Starting October 15, Medicare Advantage renewal period begins. During this time, you can compare your current plan with the plans announced by Sharo and, if necessary, switch to a better plan.
We spoke to John Kim Insurance, which has been handling Medicare insurance in Northern California for the past 20 years, about the major changes this year. There will be significant changes in 2025, both in the Dual Eligible Special Needs Plan (D-SNP) and in the prescription drug sector.
The scope of D-SNP (Medicare and Medi-Cal) benefits will be expanded, with a significantly increased monthly income limit of $1,752 for singles and $2,372 for couples, and no asset limit. Therefore, it will be a good opportunity for those who are burdened with Medicare Part B premiums.

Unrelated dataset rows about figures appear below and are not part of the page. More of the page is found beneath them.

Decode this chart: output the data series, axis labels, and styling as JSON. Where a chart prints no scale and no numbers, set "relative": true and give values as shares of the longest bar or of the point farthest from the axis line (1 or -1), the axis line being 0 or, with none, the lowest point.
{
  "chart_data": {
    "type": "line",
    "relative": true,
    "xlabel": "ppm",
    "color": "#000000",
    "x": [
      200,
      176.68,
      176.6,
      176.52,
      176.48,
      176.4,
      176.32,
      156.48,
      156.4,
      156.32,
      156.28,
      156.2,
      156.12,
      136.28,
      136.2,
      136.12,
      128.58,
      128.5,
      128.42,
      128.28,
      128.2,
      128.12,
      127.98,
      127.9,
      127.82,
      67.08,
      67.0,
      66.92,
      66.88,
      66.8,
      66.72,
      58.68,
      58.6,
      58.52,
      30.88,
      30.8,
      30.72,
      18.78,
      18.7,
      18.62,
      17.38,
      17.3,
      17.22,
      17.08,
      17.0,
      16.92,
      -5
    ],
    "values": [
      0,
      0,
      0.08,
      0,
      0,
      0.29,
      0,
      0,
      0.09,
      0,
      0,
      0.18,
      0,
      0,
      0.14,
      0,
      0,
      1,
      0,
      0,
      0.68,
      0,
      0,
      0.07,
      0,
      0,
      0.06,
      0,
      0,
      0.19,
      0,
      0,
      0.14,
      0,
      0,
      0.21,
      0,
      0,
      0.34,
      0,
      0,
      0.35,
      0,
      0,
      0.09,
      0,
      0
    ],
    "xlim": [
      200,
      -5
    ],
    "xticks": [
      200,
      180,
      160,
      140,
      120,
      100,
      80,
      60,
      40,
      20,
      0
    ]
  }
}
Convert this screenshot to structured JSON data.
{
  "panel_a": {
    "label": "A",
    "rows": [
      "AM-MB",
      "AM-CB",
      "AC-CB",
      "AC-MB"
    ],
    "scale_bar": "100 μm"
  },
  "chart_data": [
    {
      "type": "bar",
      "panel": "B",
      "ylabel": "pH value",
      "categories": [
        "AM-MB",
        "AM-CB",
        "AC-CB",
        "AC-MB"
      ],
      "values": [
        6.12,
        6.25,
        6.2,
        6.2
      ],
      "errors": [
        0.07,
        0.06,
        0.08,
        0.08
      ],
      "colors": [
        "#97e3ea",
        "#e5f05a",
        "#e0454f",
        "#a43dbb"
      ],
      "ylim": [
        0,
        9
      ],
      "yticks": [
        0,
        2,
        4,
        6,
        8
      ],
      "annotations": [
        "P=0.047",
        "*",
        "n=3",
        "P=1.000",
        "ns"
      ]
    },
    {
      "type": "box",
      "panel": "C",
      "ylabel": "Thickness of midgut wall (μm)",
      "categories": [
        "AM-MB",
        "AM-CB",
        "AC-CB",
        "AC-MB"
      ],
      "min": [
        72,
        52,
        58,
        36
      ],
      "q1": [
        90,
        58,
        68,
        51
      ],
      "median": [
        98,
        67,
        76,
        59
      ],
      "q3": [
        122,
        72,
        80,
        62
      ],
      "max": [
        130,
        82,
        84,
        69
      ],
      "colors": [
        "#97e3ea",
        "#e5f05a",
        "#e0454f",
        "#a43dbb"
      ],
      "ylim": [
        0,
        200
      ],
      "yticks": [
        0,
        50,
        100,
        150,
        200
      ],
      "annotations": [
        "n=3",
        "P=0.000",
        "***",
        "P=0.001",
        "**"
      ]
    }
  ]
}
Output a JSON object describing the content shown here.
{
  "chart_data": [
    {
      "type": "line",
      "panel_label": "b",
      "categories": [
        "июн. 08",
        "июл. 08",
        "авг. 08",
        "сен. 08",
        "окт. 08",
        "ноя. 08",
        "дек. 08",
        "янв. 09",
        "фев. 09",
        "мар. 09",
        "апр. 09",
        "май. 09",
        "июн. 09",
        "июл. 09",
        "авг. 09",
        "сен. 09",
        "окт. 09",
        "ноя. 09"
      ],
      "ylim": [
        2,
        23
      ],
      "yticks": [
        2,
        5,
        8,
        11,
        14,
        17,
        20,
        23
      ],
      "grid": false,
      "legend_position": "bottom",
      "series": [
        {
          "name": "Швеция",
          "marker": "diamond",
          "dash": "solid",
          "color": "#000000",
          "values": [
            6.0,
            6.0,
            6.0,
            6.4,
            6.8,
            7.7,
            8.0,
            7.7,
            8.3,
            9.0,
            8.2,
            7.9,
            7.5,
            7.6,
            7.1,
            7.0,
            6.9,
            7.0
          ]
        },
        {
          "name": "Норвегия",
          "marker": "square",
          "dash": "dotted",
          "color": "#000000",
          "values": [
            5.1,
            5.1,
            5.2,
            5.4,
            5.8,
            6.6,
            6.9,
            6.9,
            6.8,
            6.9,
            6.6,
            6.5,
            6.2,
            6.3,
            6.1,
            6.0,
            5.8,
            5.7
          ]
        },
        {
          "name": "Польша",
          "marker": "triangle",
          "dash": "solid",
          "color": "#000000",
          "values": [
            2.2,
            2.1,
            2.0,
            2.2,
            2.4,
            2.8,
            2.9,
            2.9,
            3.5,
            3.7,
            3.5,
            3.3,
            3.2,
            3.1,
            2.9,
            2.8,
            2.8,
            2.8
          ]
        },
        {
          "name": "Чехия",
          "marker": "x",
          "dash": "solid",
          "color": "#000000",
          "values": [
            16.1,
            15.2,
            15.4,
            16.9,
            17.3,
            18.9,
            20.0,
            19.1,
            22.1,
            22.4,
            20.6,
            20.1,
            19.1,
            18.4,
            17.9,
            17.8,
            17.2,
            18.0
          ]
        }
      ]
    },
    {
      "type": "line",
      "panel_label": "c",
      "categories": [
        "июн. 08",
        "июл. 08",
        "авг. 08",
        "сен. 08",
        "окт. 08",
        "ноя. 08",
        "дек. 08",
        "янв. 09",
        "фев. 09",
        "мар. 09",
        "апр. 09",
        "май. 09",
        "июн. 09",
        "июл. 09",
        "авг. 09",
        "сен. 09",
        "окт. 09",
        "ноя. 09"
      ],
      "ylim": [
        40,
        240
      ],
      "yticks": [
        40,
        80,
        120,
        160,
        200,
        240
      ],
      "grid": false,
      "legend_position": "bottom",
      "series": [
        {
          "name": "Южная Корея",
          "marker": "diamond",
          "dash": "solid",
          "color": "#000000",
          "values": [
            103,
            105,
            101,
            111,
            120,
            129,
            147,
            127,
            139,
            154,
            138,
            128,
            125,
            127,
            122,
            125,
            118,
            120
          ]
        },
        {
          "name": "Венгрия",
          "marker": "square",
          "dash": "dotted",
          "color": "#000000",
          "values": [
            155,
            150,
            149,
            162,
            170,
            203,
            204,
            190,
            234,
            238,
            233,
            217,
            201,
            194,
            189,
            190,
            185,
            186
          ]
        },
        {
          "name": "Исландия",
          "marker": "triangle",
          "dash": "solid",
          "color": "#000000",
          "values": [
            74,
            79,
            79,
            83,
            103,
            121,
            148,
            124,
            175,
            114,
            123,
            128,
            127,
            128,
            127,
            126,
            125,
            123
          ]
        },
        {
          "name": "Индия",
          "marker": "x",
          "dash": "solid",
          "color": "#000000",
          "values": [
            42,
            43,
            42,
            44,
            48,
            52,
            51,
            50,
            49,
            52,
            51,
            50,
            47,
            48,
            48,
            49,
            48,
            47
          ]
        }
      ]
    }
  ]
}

The coverage gap, known as the donut hole, will be eliminated by setting a $2,000 cap on out-of-pocket expenses for beneficiaries, even if they are not Medi-Cal beneficiaries. In other words, once a beneficiary’s out-of-pocket expenses reach $2,000, the initial coverage phase will be over, and the beneficiary will reach a catastrophic level where they will not pay anything.
Currently, if you sign up for additional insurance such as Part C, there is no deductible or the initial coverage amount, which is equivalent to 25%, is significantly reduced. For example, there is no or very low copayment for Tier 1 and Tier 2 prescription drugs. Also, starting in 2025, Part D insurers must offer all enrolees the option to pay their share of the cost (including deductible, copayment, and copayment) in monthly instalments over the plan year, rather than paying the full amount at the time of service (e.g., at the pharmacy).
This program is available to all enrolees, but it may be more beneficial for those who have a high out-of-pocket cost early in the plan year. Since Medicare insurance, including Medicare Advantage Insurance, offers a variety of options depending on each enrolee’s situation, it is important to discuss it directly with your agent, said John Kim.